At stake: Fenway's Major League record home game sellout out streak of 793 consecutive games (although, technically, that streak probably never existed).

Unless the Sox start winning again, slumping sales will haunt the park like the Curse of the Bambino.

So, to combat the ticket decline, the Sox have hatched plans to woo back fans. The team's "Welcome Back Month" marketing ploy includes two-for-one hotdogs and half price hot chocolate. Management has scheduled more pre-7 p.m. start times, to lure families with kids, who can snag a free meal. And best of all, beer, which used to go for as much as $8.50 for a 12-ounce cup, will now cost five bucks (domestic beer only, alas).

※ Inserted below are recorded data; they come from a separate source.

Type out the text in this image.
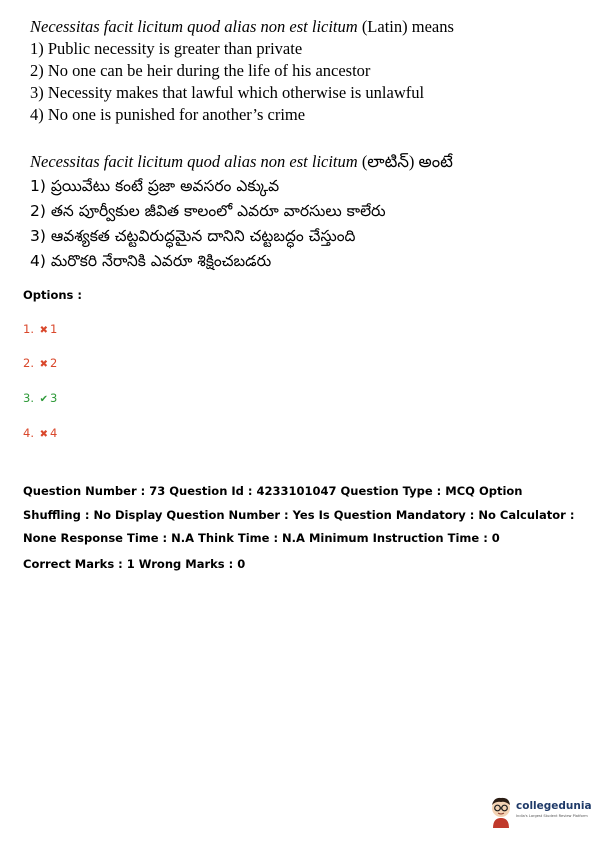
Necessitas facit licitum quod alias non est licitum (Latin) means
1) Public necessity is greater than private
2) No one can be heir during the life of his ancestor
3) Necessity makes that lawful which otherwise is unlawful
4) No one is punished for another’s crime
Necessitas facit licitum quod alias non est licitum (లాటిన్) అంటే
1) ప్రయివేటు కంటే ప్రజా అవసరం ఎక్కువ
2) తన పూర్వీకుల జీవిత కాలంలో ఎవరూ వారసులు కాలేరు
3) ఆవశ్యకత చట్టవిరుద్ధమైన దానిని చట్టబద్ధం చేస్తుంది
4) మరొకరి నేరానికి ఎవరూ శిక్షించబడరు
Options :
1. ✖ 1
2. ✖ 2
3. ✔ 3
4. ✖ 4
Question Number : 73 Question Id : 4233101047 Question Type : MCQ Option Shuffling : No Display Question Number : Yes Is Question Mandatory : No Calculator : None Response Time : N.A Think Time : N.A Minimum Instruction Time : 0
Correct Marks : 1 Wrong Marks : 0
collegedunia
India's Largest Student Review Platform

But come on, Sox management! You can win us back with better bait. Make us an offer we can't refuse. Get inventive. Here are some ideas:


1. Designated hugger
With an injured heel, David Ortiz will likely miss the season’s early games. So why not employ the DH slugger as "Designated Hugger"? Ortiz can offer free hugs to girls and boys and, especially to parents, who need a shoulder to cry on after last year's implosion. Weep a little longer, Dad. Big Papi understands.

2. Hit the pitchers
Once per inning, a member of the pitching staff sits over a dunking tank in the bullpen. Selected fans line up to pelt soggy, wadded-up balls of incomprehensible contract legalese. Hit the target, and the likes of Alfredo Aceves or Daniel Bard plunges into a vat of molten Ben Gay. Also, once per month, on "Chicken and Beer Night," either Jon Lester or John Lackey are beer-battered and lightly fried in cooking oil.

3. Valentine voodoo
At the door, the first 1,000 fans will receive an official MLB-sanctioned Bobby Valentine voodoo doll. Poke it with a pin to keep inflicting Bobby pain, wherever he may roam now. During each game in April — aka "Welcome Back Month" — a lucky fan is chosen to perform a ritual cleansing, first burning a sage smudge stick in the dugout, then dousing the flame in a vial of Terry Francona's tobacco spit.

4. Dance, dance
Three selected players take the field in towels, and rock it, "Gangnam Style." The crowd votes for the worst dancer, and the player must donate 100 times his jersey number in dollars to Jimmy Fund. (But at 245 and 243 pounds respectively, Lackey and Andrew Bailey are exempt. No one wants to see these dudes topless.)

5. Free therapy
A team of trained PTSD (Post Traumatic Sports Disorder) specialists will roam the park, moving from section one in the first inning to section 163 by the ninth inning, spending extra time in the bleachers and Green Monster seats. They'll offer free counseling, asking you, "But how does Ryan Dempster's ERA make you feel?" And if this supervised venting doesn't heal your pain, the therapists will administer more beer.


This program aired on April 1, 2013. The audio for this program is not available.